A Cambodian Nightmare by Alex Tizon (one of the "Connections" pieces) Page 175: "It was the anger of Jewish survivors of the Nazi holocaust that fueled the telling and re-telling of their story to the rest of the world."
Here's to anger! Sometimes we need to get mad and speak up about injustice, evil, and wrong. No, not sometimes. All the time. I may need to go read some Bonhoffer . . .
Why do They Visit? A Look at the Success of the United States Holocaust Memorial Museum by John Aloysius Farrell (one of the "Connections" pieces) Page 182: "What is worse? Evil? Or vacillation in its presence, in the cause of comfort, by those who knew better?"
He's writing about Jesse Owens getting to run in the 1936 Olympics . . . "because the US Olympic Committee, in fear of further offending its Nazi hosts, forced two Jewish runners - Marty Glickman and Sam Stoller - off the team for the 400-meter relay." I didn't know about this! I've never been to the museum, but I would like to experience it someday. I need to be challenged out of my comfort zone.
Why do They Visit? A Look at the Success of the United States Holocaust Memorial Museum
by John Aloysius Farrell (one of the "Connections" pieces) Page 185:
"Students are starved . . . for moral education and discourse, for arenas where they can think about talk about fundamental human behavior. . . . In an age of relativity, here is certainty.
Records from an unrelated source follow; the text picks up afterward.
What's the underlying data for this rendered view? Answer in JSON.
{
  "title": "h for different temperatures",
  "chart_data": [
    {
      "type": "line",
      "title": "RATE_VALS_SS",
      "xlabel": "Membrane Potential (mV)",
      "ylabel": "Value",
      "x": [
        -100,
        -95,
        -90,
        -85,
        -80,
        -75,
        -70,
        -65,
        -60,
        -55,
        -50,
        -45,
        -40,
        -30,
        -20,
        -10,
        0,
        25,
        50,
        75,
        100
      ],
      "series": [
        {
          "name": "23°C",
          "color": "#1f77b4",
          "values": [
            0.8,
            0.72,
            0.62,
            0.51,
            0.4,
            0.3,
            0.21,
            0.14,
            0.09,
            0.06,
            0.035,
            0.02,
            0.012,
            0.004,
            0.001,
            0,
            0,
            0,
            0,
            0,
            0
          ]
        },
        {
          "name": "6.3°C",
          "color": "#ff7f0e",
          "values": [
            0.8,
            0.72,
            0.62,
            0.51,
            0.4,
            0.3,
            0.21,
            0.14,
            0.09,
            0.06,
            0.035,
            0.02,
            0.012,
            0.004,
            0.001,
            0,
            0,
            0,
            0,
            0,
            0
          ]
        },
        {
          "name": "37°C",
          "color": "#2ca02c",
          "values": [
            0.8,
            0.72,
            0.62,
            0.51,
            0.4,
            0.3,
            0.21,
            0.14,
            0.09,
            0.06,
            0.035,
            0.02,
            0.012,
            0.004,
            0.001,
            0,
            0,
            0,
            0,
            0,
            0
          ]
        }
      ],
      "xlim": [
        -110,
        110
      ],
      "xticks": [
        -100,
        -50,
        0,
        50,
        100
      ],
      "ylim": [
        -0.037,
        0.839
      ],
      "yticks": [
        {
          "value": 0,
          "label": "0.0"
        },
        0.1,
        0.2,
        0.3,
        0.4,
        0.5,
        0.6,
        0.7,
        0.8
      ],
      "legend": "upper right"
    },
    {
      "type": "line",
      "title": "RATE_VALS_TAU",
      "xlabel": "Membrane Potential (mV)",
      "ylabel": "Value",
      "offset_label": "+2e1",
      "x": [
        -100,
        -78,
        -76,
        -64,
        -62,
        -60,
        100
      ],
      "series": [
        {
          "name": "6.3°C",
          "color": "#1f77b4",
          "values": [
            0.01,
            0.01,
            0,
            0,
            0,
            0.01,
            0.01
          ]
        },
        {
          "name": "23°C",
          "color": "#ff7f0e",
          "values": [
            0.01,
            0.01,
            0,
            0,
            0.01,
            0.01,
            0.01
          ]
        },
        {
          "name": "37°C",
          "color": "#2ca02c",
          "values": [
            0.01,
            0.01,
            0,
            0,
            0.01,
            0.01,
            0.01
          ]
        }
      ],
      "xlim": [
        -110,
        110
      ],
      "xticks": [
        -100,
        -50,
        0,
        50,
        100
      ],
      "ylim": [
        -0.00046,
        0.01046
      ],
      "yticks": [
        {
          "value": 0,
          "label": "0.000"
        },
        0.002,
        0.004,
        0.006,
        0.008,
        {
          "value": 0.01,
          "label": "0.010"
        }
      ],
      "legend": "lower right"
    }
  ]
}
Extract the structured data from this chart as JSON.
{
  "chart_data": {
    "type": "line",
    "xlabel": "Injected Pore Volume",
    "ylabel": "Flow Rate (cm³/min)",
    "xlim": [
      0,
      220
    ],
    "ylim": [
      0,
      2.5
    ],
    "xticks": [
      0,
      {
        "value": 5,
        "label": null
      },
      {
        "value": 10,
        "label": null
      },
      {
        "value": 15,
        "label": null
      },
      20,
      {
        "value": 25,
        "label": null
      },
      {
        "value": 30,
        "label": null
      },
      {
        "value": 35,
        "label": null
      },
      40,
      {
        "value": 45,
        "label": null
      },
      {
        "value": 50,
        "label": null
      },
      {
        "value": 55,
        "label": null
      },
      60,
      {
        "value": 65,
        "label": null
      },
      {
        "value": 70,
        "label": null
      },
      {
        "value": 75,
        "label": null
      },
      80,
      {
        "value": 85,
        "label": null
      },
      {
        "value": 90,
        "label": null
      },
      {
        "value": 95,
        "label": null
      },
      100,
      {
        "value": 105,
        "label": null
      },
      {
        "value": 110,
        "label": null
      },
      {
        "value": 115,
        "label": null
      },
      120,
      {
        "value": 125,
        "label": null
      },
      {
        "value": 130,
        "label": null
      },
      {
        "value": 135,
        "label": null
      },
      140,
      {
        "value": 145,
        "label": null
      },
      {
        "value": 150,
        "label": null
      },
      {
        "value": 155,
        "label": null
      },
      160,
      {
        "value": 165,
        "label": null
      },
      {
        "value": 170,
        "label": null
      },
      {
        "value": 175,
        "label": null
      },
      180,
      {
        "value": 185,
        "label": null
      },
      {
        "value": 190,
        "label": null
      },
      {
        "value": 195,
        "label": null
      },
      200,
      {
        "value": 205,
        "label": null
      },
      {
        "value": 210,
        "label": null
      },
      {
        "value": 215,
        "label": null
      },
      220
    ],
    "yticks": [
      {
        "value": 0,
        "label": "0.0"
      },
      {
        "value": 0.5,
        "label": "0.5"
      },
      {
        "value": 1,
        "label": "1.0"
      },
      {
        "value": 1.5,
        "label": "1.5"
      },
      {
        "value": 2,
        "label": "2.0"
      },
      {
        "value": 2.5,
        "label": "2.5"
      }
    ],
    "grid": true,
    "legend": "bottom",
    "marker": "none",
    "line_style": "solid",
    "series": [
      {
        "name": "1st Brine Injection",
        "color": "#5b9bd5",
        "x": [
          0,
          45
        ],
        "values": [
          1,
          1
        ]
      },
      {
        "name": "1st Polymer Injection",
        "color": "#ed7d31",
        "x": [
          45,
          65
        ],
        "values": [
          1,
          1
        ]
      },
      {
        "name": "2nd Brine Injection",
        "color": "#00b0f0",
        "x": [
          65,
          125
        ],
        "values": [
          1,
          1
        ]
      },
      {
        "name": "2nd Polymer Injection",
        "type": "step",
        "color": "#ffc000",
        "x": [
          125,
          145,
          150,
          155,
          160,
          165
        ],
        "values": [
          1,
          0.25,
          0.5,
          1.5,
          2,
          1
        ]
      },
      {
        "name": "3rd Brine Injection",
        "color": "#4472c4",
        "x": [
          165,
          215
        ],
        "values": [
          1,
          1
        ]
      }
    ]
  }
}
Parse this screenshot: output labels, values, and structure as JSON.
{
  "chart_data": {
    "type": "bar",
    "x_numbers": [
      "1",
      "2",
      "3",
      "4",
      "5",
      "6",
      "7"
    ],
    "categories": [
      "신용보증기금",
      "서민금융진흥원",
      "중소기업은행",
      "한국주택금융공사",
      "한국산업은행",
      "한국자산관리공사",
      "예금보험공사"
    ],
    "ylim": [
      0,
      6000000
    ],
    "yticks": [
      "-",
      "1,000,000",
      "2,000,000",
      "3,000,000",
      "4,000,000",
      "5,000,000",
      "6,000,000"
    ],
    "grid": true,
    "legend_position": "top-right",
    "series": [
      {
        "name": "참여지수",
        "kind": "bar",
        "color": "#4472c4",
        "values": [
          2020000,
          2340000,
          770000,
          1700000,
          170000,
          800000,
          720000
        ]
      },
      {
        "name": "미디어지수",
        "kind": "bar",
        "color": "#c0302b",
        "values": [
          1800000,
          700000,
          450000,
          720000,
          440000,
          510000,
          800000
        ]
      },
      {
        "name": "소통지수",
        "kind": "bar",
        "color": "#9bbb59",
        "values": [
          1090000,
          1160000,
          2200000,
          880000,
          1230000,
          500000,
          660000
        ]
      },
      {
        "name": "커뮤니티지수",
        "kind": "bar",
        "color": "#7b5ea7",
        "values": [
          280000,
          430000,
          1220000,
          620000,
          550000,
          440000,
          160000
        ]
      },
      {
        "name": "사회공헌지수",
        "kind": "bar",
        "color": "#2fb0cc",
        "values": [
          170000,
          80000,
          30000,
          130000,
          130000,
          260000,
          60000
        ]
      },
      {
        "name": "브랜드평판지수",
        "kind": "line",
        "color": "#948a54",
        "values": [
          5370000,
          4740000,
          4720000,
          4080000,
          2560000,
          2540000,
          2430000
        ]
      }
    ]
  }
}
Here is Evil. . . . If there is indeed Evil, and not merely victimization, must there not be Good, not just conditioning? And if there is Good, may there not yet be God?"
Wow. This guy is mostly talking about the Holocaust museum, but he's also talking about young people's need for some moral truth. I kind of want my own copy of this book. The Connections are such good supplements to Wiesel's writing. (I do own copies of Maus and Maus II, by Art Spiegelman.)
Nobel Peace Prize Acceptance Speech December 10, 1986 by Elie Wiesel (one of the "Connections" pieces) Page 187: "And that is why I swore never to be silent whenever and wherever human beings endure suffering and humiliation. We must always take sides. Neutrality helps the oppressor, never the victim. Silence encourages the tormentor, never the tormented."
I had to look up info on Wiesel and found that he died in 2016 at age 87. I wonder what he would have had to say about the world today. His entire speech is simply amazing. This whole book was amazing. And painful.